Почти каждый месяц его посещали богатые хозяева ранчо, ковбои, дамы приезжали туда на своих новеньких «фордах», а богатые землевладельцы на своих «родстерах». И все они как один обязательно заглядывали в отдел тканей, где работала Роузи под неусыпным оком чванливой мисс Драйздейл, вечно сующей нос не в свои дела.
Мисс Драйздейл, строгая и неулыбчивая, точно знала, как поставить человека на место, и высоко ценила себя, гораздо выше, чем Роузи и большинство покупателей. Однако с богатыми женщинами она вела себя заискивающе и всегда старалась им угодить.
Роузи вкалывала в магазине почти два года.
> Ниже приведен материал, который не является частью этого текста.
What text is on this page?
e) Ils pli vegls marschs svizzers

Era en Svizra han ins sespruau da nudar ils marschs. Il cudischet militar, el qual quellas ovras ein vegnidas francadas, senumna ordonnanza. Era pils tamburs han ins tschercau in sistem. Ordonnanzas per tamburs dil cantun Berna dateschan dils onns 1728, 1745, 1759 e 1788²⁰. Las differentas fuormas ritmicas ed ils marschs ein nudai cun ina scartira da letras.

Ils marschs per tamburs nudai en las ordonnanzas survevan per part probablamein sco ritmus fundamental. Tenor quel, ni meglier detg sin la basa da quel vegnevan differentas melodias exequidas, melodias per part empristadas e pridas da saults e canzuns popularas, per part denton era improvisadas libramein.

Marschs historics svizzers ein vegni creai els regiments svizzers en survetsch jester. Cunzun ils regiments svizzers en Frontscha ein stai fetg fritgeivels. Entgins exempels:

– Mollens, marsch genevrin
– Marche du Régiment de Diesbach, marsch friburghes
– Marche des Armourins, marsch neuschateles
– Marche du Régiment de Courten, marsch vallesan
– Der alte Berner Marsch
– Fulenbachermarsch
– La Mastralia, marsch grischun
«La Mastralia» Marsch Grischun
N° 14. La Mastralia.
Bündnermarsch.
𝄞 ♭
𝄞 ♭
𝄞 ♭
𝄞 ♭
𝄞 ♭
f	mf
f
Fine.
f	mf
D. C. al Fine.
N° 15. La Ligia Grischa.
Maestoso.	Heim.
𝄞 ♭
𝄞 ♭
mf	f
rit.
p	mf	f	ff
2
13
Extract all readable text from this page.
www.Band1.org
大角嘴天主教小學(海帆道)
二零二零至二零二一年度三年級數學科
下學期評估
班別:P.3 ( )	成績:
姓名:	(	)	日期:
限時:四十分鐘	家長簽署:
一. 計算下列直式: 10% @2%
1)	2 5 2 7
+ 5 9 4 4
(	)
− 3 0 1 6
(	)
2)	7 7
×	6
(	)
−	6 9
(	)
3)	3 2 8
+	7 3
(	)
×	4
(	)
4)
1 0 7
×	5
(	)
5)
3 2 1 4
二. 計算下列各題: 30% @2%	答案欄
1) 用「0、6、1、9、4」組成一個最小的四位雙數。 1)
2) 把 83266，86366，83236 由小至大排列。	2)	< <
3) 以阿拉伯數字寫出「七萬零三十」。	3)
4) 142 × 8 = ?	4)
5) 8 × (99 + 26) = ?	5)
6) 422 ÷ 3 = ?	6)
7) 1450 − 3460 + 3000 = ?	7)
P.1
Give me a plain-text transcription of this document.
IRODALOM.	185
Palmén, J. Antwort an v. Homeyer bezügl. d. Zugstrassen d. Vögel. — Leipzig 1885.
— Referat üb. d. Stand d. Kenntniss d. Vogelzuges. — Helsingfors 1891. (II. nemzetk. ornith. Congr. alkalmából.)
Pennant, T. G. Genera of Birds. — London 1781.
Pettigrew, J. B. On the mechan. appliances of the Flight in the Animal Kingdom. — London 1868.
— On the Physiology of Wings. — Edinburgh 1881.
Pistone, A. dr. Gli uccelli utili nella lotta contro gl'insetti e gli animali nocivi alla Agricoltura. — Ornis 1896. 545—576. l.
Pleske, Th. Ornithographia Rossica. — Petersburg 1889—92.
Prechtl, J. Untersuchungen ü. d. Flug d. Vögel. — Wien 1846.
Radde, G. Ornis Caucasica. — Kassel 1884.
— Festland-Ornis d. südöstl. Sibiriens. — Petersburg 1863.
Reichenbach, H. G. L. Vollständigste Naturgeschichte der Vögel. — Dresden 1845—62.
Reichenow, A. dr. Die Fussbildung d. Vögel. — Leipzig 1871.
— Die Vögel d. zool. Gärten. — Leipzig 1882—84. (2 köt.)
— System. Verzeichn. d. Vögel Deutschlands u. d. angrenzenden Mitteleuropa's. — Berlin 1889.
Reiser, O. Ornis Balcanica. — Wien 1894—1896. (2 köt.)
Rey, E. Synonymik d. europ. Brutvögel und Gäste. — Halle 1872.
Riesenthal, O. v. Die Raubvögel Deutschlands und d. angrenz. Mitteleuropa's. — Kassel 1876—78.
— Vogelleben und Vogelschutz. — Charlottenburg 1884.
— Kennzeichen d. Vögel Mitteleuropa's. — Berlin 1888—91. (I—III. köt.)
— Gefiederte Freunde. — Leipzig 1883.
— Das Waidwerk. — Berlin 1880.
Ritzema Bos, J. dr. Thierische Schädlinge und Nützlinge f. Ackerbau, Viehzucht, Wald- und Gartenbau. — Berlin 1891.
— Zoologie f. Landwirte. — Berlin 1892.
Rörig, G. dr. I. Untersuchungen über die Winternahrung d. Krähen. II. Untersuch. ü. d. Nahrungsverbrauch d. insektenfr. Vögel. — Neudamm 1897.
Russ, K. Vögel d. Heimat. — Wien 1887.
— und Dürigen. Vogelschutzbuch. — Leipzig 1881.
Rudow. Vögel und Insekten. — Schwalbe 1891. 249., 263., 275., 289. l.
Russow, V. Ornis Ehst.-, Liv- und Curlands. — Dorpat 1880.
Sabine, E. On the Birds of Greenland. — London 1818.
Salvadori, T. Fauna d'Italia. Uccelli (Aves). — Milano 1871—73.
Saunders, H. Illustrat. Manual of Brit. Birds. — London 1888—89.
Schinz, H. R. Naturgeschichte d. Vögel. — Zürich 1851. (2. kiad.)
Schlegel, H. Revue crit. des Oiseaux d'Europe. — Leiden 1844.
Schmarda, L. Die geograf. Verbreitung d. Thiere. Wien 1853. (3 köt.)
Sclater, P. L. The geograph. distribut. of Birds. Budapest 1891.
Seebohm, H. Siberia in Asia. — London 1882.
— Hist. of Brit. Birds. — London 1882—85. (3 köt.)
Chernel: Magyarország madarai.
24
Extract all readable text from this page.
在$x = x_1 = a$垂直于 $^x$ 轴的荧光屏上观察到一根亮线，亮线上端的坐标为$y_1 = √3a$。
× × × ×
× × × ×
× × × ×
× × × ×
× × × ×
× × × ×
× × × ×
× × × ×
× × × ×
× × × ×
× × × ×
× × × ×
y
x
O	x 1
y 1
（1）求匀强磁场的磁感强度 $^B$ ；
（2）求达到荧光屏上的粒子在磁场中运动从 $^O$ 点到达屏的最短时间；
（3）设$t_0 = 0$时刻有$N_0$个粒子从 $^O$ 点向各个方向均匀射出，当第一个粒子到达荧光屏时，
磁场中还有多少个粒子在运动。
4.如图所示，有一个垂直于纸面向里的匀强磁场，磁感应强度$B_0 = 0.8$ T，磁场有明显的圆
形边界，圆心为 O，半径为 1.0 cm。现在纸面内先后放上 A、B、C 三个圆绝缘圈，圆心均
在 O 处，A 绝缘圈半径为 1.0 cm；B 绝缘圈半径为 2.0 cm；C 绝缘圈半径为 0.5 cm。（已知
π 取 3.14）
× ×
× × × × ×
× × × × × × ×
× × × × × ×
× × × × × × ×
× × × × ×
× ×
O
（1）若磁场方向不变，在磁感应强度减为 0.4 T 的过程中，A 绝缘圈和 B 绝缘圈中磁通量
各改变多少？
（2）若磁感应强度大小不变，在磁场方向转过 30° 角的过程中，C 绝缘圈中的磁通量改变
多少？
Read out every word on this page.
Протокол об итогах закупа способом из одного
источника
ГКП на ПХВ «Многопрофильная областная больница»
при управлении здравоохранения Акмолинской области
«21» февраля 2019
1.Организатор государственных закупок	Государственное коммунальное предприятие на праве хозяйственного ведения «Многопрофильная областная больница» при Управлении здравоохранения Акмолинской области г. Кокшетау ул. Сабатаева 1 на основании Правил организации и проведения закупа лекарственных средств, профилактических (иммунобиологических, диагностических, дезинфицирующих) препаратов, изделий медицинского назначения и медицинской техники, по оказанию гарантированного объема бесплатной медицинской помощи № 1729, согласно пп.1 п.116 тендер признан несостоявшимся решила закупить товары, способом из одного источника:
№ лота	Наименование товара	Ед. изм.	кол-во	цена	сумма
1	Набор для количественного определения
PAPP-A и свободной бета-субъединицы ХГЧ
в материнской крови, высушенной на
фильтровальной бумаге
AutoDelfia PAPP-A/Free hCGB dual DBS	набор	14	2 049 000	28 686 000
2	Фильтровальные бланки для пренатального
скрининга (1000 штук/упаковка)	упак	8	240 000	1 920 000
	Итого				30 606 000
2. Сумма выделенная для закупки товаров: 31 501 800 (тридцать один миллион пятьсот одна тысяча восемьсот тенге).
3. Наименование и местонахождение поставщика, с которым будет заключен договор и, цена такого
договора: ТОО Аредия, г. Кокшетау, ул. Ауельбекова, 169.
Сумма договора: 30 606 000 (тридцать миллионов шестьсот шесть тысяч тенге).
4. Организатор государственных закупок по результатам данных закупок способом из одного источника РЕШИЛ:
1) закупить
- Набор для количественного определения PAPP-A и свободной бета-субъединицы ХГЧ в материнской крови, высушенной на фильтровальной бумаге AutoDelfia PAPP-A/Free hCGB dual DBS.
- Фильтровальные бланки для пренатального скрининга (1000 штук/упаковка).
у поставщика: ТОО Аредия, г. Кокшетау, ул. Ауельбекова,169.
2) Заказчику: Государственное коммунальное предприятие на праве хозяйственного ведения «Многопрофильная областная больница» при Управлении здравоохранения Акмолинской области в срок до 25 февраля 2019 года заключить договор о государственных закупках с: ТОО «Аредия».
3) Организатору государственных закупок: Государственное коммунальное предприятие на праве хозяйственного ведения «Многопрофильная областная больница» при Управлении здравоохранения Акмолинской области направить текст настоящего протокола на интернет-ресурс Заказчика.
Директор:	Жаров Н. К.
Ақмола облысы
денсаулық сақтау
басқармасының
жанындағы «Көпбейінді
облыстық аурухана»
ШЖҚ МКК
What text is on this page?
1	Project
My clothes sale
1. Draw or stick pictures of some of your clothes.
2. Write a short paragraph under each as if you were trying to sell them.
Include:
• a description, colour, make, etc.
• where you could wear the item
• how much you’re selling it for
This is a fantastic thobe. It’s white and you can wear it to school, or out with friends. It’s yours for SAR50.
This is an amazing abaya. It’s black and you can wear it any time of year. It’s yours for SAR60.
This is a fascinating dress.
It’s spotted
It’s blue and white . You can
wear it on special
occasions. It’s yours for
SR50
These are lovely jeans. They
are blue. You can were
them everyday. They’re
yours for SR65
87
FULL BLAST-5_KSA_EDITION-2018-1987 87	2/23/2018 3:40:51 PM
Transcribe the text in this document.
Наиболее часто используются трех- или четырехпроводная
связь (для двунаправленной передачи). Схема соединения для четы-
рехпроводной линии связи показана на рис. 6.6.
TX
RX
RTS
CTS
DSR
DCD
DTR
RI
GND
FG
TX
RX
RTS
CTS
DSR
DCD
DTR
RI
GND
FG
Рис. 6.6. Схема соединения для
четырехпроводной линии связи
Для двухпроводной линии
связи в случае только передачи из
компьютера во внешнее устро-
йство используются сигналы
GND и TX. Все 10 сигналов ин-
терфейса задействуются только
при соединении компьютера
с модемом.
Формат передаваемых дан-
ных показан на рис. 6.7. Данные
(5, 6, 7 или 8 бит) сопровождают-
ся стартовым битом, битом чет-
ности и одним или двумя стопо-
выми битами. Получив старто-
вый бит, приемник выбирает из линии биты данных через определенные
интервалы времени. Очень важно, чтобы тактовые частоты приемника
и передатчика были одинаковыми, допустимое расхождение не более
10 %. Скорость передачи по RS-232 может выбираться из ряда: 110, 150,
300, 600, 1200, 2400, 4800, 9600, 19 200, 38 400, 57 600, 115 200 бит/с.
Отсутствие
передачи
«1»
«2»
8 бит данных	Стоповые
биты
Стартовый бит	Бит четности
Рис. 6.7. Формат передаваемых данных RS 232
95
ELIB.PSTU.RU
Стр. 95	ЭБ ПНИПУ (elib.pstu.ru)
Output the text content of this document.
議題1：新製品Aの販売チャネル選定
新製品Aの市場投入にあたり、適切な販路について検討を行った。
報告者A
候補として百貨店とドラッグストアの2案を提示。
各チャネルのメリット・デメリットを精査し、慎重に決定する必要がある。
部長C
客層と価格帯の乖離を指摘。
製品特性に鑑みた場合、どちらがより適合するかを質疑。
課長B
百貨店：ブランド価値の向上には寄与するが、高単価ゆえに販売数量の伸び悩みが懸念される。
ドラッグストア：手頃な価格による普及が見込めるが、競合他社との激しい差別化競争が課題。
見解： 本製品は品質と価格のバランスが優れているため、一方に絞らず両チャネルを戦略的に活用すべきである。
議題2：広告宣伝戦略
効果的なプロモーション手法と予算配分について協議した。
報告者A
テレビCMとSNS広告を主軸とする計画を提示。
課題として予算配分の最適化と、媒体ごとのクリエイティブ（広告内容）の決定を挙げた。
Но однажды свежим весенним утром она проснулась, чувствуя бурление в крови, быстро бегущей по венам, и прилив возбуждения, охвативший ее юное тело. Сбросив с себя фланелевую ночную рубашку, она осторожно взгромоздилась на шаткий стул и дюйм за дюймом исследовала в стенном зеркале свое обнаженное тело. Она принимала какие-то немыслимые позы, и то, что она увидела в зеркале, ей понравилось.